Assistentes de IA no terminal Linux

Assistentes de IA no terminal Linux

A nova geração de assistentes de IA saiu do navegador e entrou no terminal — onde o sysadmin e o dev realmente trabalham. Eles leem arquivos, explicam erros, escrevem scripts e até executam comandos (com sua permissão). Veja o que já dá para usar hoje no Linux.

As opções

  • Claude Code (Anthropic) — agente de terminal que navega no seu projeto, edita arquivos e roda comandos com aprovação. Instala via npm.
  • Gemini CLI (Google) — assistente da linha gemini no shell, com tier gratuito generoso.
  • GitHub Copilot CLI — explica e sugere comandos direto no terminal.
  • Ollama — para quem prefere modelo local, sem nuvem (veja nosso post sobre ele).

Instalando o Claude Code

Com Node.js instalado:

npm install -g @anthropic-ai/claude-code
cd ~/meu-projeto
claude

Na primeira execução ele pede login. Depois é conversar:

> explique o que esse script faz e onde ele pode falhar

> escreva um script bash que faça backup do /etc para
  /backup com data no nome e mantenha só os últimos 7

Para que essas ferramentas são boas

  • Explicar erro na cara: cole o stacktrace e peça o diagnóstico.
  • Gerar boilerplate: unit do systemd, playbook Ansible, config do nginx.
  • Ler logs: “resuma os erros deste journalctl”.
  • Aprender: “por que esse find usa -print0 e xargs -0?”

Cuidados de sysadmin

IA erra com confiança.
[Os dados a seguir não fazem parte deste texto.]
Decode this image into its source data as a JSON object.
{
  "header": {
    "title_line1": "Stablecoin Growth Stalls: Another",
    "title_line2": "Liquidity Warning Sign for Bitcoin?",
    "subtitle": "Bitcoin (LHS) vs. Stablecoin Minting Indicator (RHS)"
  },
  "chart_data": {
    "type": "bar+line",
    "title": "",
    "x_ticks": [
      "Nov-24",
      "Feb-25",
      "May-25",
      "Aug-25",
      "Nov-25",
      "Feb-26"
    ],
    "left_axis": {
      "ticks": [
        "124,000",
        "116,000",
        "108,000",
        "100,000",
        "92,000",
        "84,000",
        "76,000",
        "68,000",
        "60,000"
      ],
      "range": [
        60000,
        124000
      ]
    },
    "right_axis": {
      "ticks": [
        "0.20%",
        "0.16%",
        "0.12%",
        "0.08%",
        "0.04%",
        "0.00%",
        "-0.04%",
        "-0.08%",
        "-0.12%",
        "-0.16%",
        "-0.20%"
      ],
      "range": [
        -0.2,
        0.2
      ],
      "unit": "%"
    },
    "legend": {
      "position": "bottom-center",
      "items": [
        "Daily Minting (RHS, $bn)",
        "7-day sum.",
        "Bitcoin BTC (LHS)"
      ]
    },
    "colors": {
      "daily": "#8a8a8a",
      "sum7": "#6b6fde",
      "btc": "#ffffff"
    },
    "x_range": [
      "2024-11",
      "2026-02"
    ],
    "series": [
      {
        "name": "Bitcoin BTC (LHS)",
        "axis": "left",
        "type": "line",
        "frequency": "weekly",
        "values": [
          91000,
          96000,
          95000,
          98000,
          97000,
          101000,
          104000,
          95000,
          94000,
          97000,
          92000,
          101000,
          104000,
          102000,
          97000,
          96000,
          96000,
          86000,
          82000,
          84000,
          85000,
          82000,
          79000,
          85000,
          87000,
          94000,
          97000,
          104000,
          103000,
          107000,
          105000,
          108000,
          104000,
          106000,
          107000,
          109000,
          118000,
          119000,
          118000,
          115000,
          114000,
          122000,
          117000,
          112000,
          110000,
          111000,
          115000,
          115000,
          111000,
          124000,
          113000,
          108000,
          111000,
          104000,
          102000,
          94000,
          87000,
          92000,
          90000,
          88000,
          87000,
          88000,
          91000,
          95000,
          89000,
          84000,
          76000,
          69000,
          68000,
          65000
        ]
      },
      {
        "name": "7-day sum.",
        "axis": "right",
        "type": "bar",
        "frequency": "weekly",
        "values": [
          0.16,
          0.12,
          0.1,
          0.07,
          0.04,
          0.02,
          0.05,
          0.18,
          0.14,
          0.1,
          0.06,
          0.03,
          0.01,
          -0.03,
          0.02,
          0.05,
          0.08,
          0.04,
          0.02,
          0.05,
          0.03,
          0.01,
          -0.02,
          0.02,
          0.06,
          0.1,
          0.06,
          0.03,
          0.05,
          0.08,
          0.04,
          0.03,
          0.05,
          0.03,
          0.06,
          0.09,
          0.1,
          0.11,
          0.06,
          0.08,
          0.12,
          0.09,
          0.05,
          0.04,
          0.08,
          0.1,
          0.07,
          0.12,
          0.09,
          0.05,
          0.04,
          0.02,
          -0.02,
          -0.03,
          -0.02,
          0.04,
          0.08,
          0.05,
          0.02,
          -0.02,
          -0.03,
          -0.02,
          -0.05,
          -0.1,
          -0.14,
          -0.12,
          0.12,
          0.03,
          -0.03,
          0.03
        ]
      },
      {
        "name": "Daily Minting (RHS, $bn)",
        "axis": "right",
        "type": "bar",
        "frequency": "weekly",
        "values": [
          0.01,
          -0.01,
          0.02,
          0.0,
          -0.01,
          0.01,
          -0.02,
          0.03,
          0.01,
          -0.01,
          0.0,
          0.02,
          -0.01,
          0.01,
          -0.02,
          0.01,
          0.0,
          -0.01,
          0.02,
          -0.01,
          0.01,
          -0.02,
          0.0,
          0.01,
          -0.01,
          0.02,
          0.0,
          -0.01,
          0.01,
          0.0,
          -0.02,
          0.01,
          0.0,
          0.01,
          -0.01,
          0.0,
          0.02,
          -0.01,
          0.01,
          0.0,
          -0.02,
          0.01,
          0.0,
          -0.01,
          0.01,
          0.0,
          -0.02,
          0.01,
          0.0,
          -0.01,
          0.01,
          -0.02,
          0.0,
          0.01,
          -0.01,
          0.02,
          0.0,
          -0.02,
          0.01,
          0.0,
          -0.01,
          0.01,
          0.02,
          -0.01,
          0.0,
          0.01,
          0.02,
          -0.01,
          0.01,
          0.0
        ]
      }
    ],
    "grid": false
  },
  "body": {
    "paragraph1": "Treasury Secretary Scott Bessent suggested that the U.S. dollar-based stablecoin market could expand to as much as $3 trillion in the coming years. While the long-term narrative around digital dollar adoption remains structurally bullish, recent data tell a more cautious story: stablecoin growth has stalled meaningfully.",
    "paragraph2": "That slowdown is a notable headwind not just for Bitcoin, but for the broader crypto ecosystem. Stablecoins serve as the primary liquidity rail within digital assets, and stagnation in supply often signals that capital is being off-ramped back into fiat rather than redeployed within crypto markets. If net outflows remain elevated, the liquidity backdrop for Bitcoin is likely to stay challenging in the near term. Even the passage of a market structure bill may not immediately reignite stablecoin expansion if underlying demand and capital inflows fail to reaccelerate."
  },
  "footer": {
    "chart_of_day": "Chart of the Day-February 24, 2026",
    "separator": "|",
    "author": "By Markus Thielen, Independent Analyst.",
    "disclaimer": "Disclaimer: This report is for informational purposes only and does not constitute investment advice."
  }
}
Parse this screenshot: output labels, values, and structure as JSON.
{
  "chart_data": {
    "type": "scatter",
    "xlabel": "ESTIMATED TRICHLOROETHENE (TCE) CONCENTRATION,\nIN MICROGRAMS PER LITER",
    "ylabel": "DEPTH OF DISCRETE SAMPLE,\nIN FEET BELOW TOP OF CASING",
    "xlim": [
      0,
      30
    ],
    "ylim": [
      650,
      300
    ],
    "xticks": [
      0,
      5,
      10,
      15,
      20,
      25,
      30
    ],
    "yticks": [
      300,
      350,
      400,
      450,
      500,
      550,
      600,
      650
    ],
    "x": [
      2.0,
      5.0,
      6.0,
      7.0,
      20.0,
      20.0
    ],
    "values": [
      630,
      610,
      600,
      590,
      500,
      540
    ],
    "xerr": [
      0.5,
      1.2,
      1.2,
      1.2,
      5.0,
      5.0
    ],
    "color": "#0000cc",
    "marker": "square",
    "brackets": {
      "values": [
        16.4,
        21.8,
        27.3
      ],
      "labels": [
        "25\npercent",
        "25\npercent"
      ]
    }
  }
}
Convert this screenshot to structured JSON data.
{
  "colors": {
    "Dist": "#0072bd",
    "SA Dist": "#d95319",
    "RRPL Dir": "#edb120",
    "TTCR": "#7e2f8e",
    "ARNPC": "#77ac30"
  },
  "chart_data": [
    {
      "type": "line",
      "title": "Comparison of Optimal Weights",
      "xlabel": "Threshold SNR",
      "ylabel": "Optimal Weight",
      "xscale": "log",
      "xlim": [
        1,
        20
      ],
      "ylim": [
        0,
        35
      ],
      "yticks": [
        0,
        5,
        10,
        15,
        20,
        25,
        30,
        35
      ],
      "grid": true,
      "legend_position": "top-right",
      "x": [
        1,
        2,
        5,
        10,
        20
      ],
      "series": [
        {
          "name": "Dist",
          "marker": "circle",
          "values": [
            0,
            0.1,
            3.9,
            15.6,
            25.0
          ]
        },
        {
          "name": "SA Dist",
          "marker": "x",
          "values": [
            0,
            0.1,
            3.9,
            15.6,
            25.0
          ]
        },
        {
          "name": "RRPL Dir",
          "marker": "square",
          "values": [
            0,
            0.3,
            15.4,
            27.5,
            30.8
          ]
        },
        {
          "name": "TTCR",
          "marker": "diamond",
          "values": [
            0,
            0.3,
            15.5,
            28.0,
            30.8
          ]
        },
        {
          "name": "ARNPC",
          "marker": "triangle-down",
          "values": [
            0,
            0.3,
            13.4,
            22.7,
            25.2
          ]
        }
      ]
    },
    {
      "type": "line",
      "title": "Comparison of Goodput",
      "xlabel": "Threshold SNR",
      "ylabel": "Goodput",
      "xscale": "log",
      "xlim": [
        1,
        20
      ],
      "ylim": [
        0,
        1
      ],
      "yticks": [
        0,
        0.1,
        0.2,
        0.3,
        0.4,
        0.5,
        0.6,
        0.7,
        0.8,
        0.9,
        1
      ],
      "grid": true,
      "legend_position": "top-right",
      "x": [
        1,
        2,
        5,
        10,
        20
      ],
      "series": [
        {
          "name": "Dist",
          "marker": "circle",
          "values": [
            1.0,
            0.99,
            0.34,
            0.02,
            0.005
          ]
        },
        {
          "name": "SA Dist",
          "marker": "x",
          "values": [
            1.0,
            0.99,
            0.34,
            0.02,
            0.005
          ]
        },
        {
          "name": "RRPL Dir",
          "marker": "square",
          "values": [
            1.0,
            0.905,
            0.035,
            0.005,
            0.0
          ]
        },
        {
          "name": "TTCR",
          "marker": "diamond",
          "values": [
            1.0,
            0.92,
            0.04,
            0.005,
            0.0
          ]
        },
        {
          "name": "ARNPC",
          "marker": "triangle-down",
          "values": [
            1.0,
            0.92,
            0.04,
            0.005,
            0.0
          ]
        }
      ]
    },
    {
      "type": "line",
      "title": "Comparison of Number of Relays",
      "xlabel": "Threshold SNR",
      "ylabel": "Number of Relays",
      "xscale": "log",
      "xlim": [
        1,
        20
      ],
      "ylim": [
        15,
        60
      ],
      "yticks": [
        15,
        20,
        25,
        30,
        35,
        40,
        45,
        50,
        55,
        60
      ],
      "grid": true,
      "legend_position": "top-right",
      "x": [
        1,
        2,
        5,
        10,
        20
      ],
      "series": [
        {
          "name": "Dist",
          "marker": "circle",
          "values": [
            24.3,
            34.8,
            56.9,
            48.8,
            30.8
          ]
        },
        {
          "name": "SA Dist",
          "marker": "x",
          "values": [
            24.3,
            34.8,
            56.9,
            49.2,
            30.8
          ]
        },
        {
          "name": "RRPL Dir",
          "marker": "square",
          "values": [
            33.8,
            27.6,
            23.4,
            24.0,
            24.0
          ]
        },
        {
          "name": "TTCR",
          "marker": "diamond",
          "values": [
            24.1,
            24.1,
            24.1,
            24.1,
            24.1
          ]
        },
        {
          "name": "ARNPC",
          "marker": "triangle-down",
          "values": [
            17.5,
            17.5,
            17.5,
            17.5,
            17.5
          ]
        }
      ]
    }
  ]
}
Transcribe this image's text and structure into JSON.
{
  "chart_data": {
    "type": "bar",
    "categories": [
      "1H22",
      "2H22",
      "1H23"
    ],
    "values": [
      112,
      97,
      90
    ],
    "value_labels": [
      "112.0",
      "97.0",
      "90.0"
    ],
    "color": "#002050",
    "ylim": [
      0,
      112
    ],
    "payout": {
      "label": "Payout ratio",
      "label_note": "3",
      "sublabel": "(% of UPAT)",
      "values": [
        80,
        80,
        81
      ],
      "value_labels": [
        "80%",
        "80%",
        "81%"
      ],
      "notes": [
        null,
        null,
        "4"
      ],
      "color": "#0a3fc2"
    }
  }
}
Regras de sobrevivência:

1. Leia TODO comando antes de aprovar a execução.
2. Nunca rode sugestão de IA como root em produção sem testar.
3. Cuidado com dados sensíveis: senha e chave não entram no prompt.
4. Para servidores isolados, prefira modelo local (Ollama).

O ganho real não é “a IA faz por mim” — é ter um par técnico disponível 24h dentro do terminal. Quem aprende a usar bem, produz visivelmente mais.